Her research aims to fill in many of the blanks about what happens to human bodies after they drown or are thrown or fall into the seas surrounding the Cape.
The area is unique because of the meeting of the two oceans. This affects what happens to a body, from the temperature of the water, its oxygen levels and salt content to how deep it is and how far the body is from the shore.
Knowing the extent to which these factors determine body decomposition will help forensic services and the police determine how long the person has been in the water.
“I will be overjoyed if I can fit a pig into a wet suit,” Speed says. She laughs at my surprise. “That is the kind of cases we’re getting – and a wet suit preserves the body in an amazing way. Animals can’t get into the wet suit and small fish can’t chew through.”
These small animals – both on land and in water – are pivotal to the decomposition process.
Finaughty’s work focuses on the insects that drive putrefaction.
There are internal decomposers, principally the bacteria in the digestive gut, as well as external insects and scavengers.
“[We] often talk about how the climate influences the rate of decomposition, but climate does it indirectly … [for example in terms of] the timing of flies depositing new eggs and the amount of bacteria growth,” Finaughty says.

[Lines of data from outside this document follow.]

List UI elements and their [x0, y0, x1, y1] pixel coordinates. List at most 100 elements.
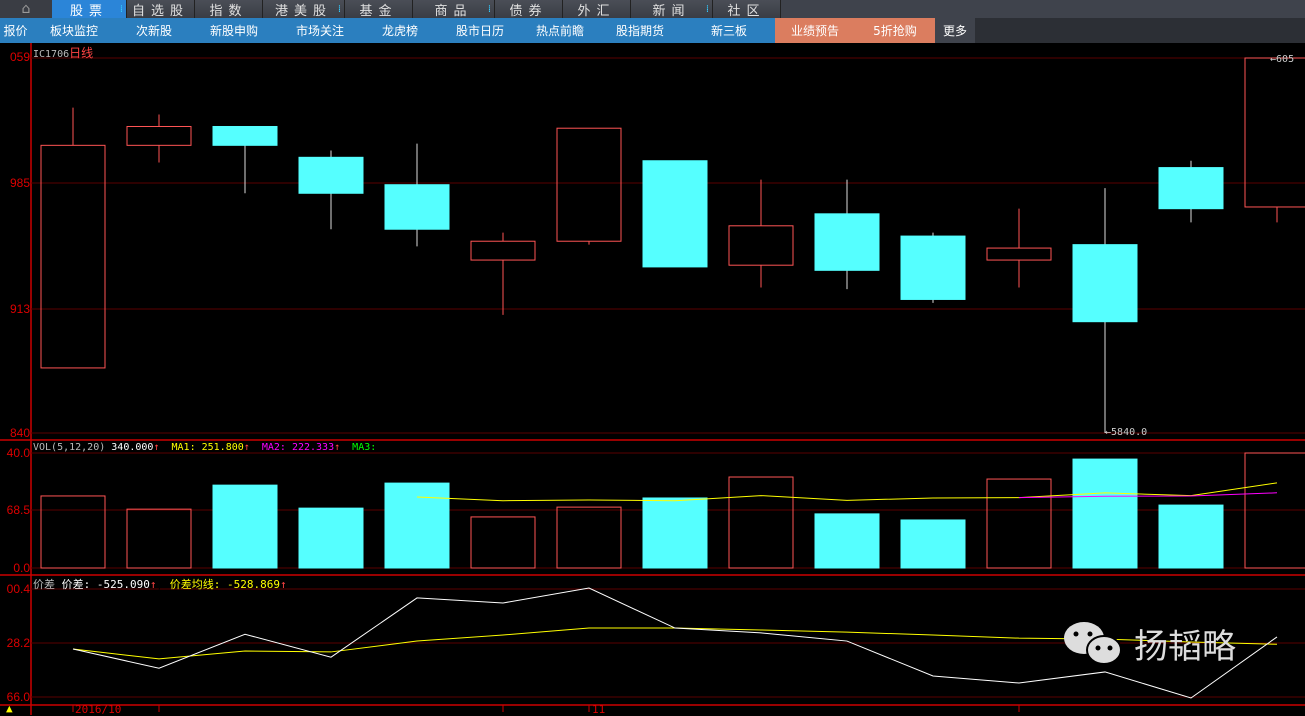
candle-body — [40, 144, 106, 369]
tab-4[interactable]: 基金 — [345, 0, 413, 19]
nav-item-5[interactable]: 龙虎榜 — [363, 18, 437, 43]
spread-axis-label: 66.0 — [6, 690, 30, 704]
nav-item-4[interactable]: 市场关注 — [277, 18, 363, 43]
vol-value: 340.000 — [111, 442, 154, 453]
sub-nav: 报价 板块监控 次新股 新股申购 市场关注 龙虎榜 股市日历 热点前瞻 股指期货 新三板 业绩预告 5… — [0, 18, 1305, 43]
candle-body — [900, 235, 966, 300]
nav-item-11[interactable]: 5折抢购 — [855, 18, 935, 43]
more-icon[interactable]: ⁞ — [706, 4, 709, 15]
volume-bar — [728, 476, 794, 569]
tab-label: 港美股 — [274, 3, 332, 19]
nav-item-9[interactable]: 新三板 — [683, 18, 775, 43]
market-tabs: ⌂ 股票 ⁞ 自选股 指数 港美股 ⁞ 基金 商品 ⁞ 债券 外汇 新闻 ⁞ 社区 — [0, 0, 1305, 19]
low-price: 5840.0 — [1111, 427, 1148, 438]
tab-label: 外汇 — [577, 3, 616, 19]
nav-item-8[interactable]: 股指期货 — [597, 18, 683, 43]
candle-body — [814, 213, 880, 271]
tab-label: 自选股 — [131, 3, 189, 19]
tab-5[interactable]: 商品 ⁞ — [413, 0, 495, 19]
symbol-label: IC1706日线 — [33, 44, 93, 61]
high-price: 605 — [1276, 54, 1295, 65]
low-price-label: ←5840.0 — [1105, 427, 1148, 438]
candle-body — [470, 240, 536, 261]
nav-item-10[interactable]: 业绩预告 — [775, 18, 855, 43]
tab-1[interactable]: 自选股 — [127, 0, 195, 19]
scroll-arrow-icon[interactable]: ▲ — [6, 702, 13, 715]
tab-9[interactable]: 社区 — [713, 0, 781, 19]
high-price-label: ←605 — [1270, 54, 1295, 65]
tab-label: 社区 — [727, 3, 766, 19]
candle-body — [728, 225, 794, 266]
symbol: IC1706 — [33, 49, 70, 60]
volume-bar — [900, 519, 966, 569]
candle-body — [384, 184, 450, 230]
tab-label: 股票 — [69, 3, 108, 19]
tab-label: 新闻 — [652, 3, 691, 19]
tab-3[interactable]: 港美股 ⁞ — [263, 0, 345, 19]
ma1-line — [416, 482, 1278, 502]
tab-6[interactable]: 债券 — [495, 0, 563, 19]
nav-item-6[interactable]: 股市日历 — [437, 18, 523, 43]
vol-axis-label: 0.0 — [13, 561, 30, 575]
volume-bar — [1072, 458, 1138, 569]
tab-label: 指数 — [209, 3, 248, 19]
vol-ma3: MA3: — [352, 442, 377, 453]
volume-bar — [126, 508, 192, 569]
price-axis-label: 840 — [9, 426, 30, 440]
x-axis-label: 11 — [592, 703, 606, 716]
volume-bar — [470, 516, 536, 569]
nav-item-2[interactable]: 次新股 — [117, 18, 191, 43]
candle-body — [1244, 57, 1305, 208]
candle-body — [642, 160, 708, 268]
watermark-text: 扬韬略 — [1134, 626, 1236, 667]
period: 日线 — [69, 46, 94, 60]
tab-label: 基金 — [359, 3, 398, 19]
more-icon[interactable]: ⁞ — [488, 4, 491, 15]
spread-axis-label: 28.2 — [6, 636, 30, 650]
volume-bar — [556, 506, 622, 569]
candle-body — [986, 247, 1052, 261]
nav-item-1[interactable]: 板块监控 — [31, 18, 117, 43]
vol-ma2: MA2: 222.333 — [261, 442, 335, 453]
volume-bar — [814, 513, 880, 569]
watermark: 扬韬略 — [1060, 618, 1236, 668]
nav-item-7[interactable]: 热点前瞻 — [523, 18, 597, 43]
tab-2[interactable]: 指数 — [195, 0, 263, 19]
price-axis-label: 059 — [9, 50, 30, 64]
spread-title: 价差 — [33, 578, 55, 591]
tab-8[interactable]: 新闻 ⁞ — [631, 0, 713, 19]
candle-body — [212, 125, 278, 146]
candle-body — [298, 156, 364, 194]
spread-value: 价差: -525.090 — [61, 578, 150, 591]
volume-bar — [212, 484, 278, 569]
nav-item-3[interactable]: 新股申购 — [191, 18, 277, 43]
vol-legend: VOL(5,12,20) 340.000↑, MA1: 251.800↑, MA… — [33, 442, 377, 453]
spread-axis-label: 00.4 — [6, 582, 30, 596]
candle-body — [1072, 244, 1138, 323]
volume-bar — [40, 495, 106, 569]
tab-label: 债券 — [509, 3, 548, 19]
home-icon[interactable]: ⌂ — [0, 0, 52, 18]
vol-ma1: MA1: 251.800 — [171, 442, 244, 453]
spread-ma-value: 价差均线: -528.869 — [169, 578, 280, 591]
tab-7[interactable]: 外汇 — [563, 0, 631, 19]
volume-bar — [1158, 504, 1224, 569]
more-icon[interactable]: ⁞ — [120, 4, 123, 15]
more-icon[interactable]: ⁞ — [338, 4, 341, 15]
nav-item-12[interactable]: 更多 — [935, 18, 975, 43]
futures-chart — [0, 43, 1305, 715]
volume-bar — [986, 478, 1052, 569]
volume-bar — [298, 507, 364, 569]
nav-item-0[interactable]: 报价 — [0, 18, 31, 43]
vol-axis-label: 40.0 — [6, 446, 30, 460]
candle-body — [1158, 167, 1224, 210]
x-axis-label: 2016/10 — [75, 703, 122, 716]
candle-body — [126, 125, 192, 146]
tab-label: 商品 — [434, 3, 473, 19]
vol-title: VOL(5,12,20) — [33, 442, 106, 453]
candle-body — [556, 127, 622, 242]
price-axis-label: 913 — [9, 302, 30, 316]
spread-legend: 价差 价差: -525.090↑, 价差均线: -528.869↑ — [33, 578, 287, 591]
volume-bar — [384, 482, 450, 569]
tab-0[interactable]: 股票 ⁞ — [52, 0, 127, 19]
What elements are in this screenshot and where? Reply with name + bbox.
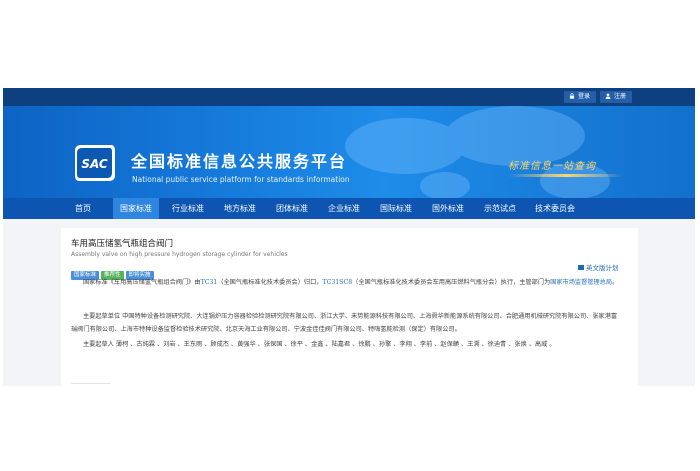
nav-item-foreign-standards[interactable]: 国外标准 — [425, 198, 471, 219]
login-label: 登录 — [578, 93, 591, 100]
login-button[interactable]: 登录 — [564, 91, 597, 103]
register-button[interactable]: 注册 — [600, 91, 633, 103]
standard-title-en: Assembly valve on high pressure hydrogen… — [71, 251, 288, 258]
standard-detail-card: 车用高压储氢气瓶组合阀门 Assembly valve on high pres… — [61, 228, 638, 386]
browser-viewport: 登录 注册 SAC 全国标准信息公共服务平台 National public s… — [3, 88, 695, 386]
section-divider — [71, 383, 111, 384]
intro-text-b: （全国气瓶标准化技术委员会）归口， — [217, 279, 323, 286]
lock-icon — [569, 93, 575, 99]
slogan-underline — [508, 174, 623, 177]
top-utility-bar: 登录 注册 — [3, 88, 695, 106]
drafters-paragraph: 主要起草人 薄柯 、古纯霖 、刘岩 、王东雨 、顾成杰 、黄强华 、张保国 、徐… — [83, 341, 556, 348]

“Yes, you can pull out individual variables, but if you want to make inferences about the system as a whole, you need to look at the whole system.”
Finaughty and Speed’s research adds to the work that has already been done on human body decomposition in the Cape.
“Currently, we only have data on decomposition patterns in Gauteng and the Cape,” says the University of Pretoria’s Myburgh, whose master’s thesis was on postmortem intervals in South Africa.
There are many different climates and environments in South Africa. “Ideally,” she says, “we would like to have data from all the various regions in South Africa so we can compare the body found to local data, which will minimise the degree of error from using decomposition data from a region with a completely different type of environment.”